The evolution of UK national heritage and scientific institutions demonstrates a structural shift in how collections are preserved, digitised and researched.

Historic, central London estates — while culturally iconic — were not designed for the environmental, technological and spatial demands of 21st-century collections science.

Thames Valley Science Park (TVSP), owned and developed by the University of Reading, has emerged as a strategic site for this next phase of institutional infrastructure.

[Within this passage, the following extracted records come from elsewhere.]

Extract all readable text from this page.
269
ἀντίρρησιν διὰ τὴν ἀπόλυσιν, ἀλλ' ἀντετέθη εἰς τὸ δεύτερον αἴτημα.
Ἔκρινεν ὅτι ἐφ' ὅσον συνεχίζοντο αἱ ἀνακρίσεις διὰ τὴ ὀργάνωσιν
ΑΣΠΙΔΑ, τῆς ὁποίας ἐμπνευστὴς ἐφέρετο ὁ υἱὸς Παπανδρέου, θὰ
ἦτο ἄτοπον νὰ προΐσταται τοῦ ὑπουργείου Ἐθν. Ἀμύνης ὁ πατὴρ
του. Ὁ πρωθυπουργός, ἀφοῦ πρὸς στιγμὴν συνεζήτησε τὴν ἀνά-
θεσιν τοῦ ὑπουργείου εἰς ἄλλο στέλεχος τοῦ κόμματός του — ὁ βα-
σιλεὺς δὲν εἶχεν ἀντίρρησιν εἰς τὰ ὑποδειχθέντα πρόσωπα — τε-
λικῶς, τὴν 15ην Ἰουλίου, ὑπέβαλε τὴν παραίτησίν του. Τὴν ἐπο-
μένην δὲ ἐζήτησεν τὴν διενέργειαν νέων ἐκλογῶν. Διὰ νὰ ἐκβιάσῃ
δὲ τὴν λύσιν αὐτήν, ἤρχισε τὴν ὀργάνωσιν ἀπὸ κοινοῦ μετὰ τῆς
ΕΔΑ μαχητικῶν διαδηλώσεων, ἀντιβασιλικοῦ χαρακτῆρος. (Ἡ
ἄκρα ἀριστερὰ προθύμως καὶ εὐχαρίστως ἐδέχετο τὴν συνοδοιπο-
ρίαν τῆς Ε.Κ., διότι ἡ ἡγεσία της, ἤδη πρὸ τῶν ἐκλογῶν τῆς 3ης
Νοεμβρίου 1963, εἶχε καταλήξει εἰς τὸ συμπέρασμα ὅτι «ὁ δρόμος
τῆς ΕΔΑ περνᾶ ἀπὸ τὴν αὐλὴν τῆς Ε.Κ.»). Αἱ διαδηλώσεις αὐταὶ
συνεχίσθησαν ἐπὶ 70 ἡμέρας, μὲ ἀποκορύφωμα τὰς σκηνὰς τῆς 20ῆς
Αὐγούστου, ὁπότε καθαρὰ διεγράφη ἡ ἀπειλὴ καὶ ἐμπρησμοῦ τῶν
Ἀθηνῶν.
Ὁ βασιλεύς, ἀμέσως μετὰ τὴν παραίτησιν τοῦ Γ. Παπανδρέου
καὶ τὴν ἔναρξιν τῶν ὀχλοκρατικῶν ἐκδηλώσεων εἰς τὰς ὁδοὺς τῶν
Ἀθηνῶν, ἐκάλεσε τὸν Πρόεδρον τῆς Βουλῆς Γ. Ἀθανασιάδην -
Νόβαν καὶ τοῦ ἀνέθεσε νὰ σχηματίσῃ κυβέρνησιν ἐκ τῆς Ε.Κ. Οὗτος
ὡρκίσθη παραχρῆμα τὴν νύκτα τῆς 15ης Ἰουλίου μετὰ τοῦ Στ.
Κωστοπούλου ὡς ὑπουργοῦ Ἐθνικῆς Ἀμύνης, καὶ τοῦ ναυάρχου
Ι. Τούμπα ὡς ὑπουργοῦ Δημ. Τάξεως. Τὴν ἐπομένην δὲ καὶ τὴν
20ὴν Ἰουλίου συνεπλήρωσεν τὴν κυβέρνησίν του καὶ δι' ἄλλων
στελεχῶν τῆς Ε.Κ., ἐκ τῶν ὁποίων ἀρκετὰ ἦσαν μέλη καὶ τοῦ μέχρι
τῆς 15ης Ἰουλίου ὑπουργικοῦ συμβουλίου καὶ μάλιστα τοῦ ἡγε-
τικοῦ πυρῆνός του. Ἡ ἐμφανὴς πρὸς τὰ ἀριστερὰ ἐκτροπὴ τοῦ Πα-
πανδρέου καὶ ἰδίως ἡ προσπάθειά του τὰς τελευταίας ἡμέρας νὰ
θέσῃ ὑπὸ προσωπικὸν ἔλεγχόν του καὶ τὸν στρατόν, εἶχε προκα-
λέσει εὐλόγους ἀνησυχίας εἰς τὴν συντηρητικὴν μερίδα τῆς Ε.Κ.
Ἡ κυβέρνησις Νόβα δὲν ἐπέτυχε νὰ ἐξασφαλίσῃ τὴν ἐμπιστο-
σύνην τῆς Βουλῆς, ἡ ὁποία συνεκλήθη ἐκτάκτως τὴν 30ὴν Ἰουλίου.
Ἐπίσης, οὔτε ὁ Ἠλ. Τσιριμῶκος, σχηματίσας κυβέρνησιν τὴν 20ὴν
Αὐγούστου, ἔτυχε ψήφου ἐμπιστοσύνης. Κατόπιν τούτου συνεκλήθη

This case study examines three major institutions whose TVSP projects collectivally position the park as a national collections and research hub:

  • British Museum
  • Natural History Museum
  • Royal Botanic Gardens, Kew

Locations

British Museum
Archaeological Resarch Collection

BM_ARC is a purpose-built collections, storage and research facility forming Phase 1 of the British Museum’s wider masterplan programme. It relocates large-scale archaeological material from London into a modern, climate-controlled research environment.

Strategic Drivers
- Long-term preservation
- Modern conservation laboratories
- Secure, scalable storage
- Improved research access
- Digitisation capability

Strategic Significance
- Decentralisation of back-end collections infrastructure
- Separation of public exhibition and research operations
- Institutional confidence in TVSP as long-term infrastructure

Natural History Museum
Collections, Research & Digitisation Centre

The Natural History Museum holds approximately 80 million specimens. The TVSP facility is designed to house up to 28 million of these. Planning permission has been secured (subject to final agreements).

Stategic Drivers:
- High-spec climate-controlled storage
- Large-scale biodiversity digitisation
- Expanded laboratory space
- Research scalability
- Long-term preservation

Strategic Significance
- TVSP as a biodiversity research node
- Institutional-scale digitisation infrastructure
- National-level collections decentralisation

Royal Botanic Gardens, Kew
Proposed New Herbarium Facility

Kew’s herbarium contains millions of preserved plant and fungal specimens forming one of the world’s most significant botanical collections. Public engagement materials confirm TVSP as the preferred site for a purpose-built research facility.

Strategic Drivers
- Long-term preservation of botanical specimens
- Modern environmental control
- Research and postgraduate expansion
- Large-scale digitisation
- 50–100 year infrastructure planning

Strategic Significance
- Confidence in TVSP’s long-term research capacity
- Institutional movement beyond heritage estate constraints
- Infrastructure-first scientific planning

Consolidated Institutional Analysis

Across all three institutions, the pattern is clear. The British Museum has already delivered its TVSP through BM_ARC, supporting archaeological research and storage. The Natural History Museum has planning approval in place for a biodiversity and digitisation centre, reflecting its future scientific and collections strategy. Meanwhile, Kew Gardens has identified a preferred site focused on advancing herbarium facilities and botanical research.

Strategic Implications for TVSP

TVSP is emerging as:
- A national collections infrastructure campus
- A decentralised research extension of London institutions
- A science-led preservation hub
- A 50–100-year institutional expansion platform

This is not speculative growth — it is evidenced by:
- Delivered Phase 1 (British Museum)
- Approved planning (Natural History Museum)
- Public engagement & project development (Kew)

Conclusion

Thames Valley Science Park represents a structural evolution in UK institutional strategy:

Historic estates remain cultural anchors.
Scientific infrastructure migrates to scalable research campuses.
The convergence of:
- British Museum
- Natural History Museum
- Royal Botanic Gardens, Kew


Establishes TVSP as one of the UK’s most significant emerging national collections and research hubs.